The S&P CoreLogic Case-Shiller U.S. National Home Price Index rose 18.6 percent in the 12 months leading into June, up from 16.8 percent in May and 14.8 percent in April. The index rose 2.2 percent month-over-month since June, 1.8 percent when seasonally adjusted.
“The last several months have been extraordinary not only in the level of price gains, but in the consistency of gains across the country,” said Craig J. Lazzara, managing director at S&P, in an analysis.
“We have previously suggested that the strength in the U.S. housing market is being driven in part by reaction to the COVID pandemic, as potential buyers move from urban apartments to suburban homes. June’s data are consistent with this hypothesis,” he added.
Housing prices have skyrocketed for more than a year after the onset of the coronavirus pandemic unleashed intense demand for homes. A combination of ultralow interest rates, the widespread adoption of teleworking and virtual education and higher household savings spurred a rally in both sales and prices through much of 2020.
While sales have fallen off slightly this summer, prices have continued to steam ahead as intense backlogs, supply shortages and the shadow of the lumber price spike offset slightly declining demand.
“This demand surge may simply represent an acceleration of purchases that would have occurred anyway over the next several years. Alternatively, there may have been a secular change in locational preferences, leading to a permanent shift in the demand curve for housing,” Lazzara said.

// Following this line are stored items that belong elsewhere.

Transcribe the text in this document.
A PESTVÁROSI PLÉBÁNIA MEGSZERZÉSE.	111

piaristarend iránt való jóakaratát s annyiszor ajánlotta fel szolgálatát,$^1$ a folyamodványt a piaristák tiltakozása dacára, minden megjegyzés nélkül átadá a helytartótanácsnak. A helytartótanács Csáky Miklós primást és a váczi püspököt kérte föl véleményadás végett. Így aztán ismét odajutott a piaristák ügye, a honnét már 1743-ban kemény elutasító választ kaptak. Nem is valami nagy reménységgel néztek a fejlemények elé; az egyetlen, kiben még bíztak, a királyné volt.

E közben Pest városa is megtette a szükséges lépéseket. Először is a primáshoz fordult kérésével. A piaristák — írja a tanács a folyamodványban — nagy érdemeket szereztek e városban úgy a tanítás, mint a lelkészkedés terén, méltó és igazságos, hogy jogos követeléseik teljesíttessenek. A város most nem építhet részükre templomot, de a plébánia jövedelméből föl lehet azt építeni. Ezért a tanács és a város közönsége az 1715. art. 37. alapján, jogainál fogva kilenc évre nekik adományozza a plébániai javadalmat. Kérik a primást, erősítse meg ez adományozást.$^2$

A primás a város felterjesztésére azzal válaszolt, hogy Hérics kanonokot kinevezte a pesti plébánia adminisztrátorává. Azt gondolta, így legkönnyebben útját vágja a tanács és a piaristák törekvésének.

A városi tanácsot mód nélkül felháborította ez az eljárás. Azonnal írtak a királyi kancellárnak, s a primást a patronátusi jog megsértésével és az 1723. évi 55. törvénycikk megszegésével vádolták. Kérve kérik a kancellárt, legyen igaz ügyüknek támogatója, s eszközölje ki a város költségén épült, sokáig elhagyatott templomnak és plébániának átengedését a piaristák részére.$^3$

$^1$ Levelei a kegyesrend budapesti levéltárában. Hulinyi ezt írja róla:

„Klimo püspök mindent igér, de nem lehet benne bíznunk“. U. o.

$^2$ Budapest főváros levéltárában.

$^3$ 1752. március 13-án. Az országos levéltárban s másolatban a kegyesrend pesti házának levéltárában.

Prices had been rising steadily before the pandemic briefly interrupted the climb, and the recent acceleration has been a boon to those able to afford buying a house. But the rush has also locked out a growing number of potential homebuyers who lack the money to compete with all-cash offers and waived inspections from wealthier Americans.
A sharp increase in rents, which fell during the pandemic, is also squeezing renters and those struggling to save up for a home.
Rents increased 2.1 percent between July and August, according to Apartment List’s national rent index, and the median U.S. rent has increased 13.8 percent since the start of 2021. Rent growth from January to August averaged just 3.6 percent between 2017 and 2019.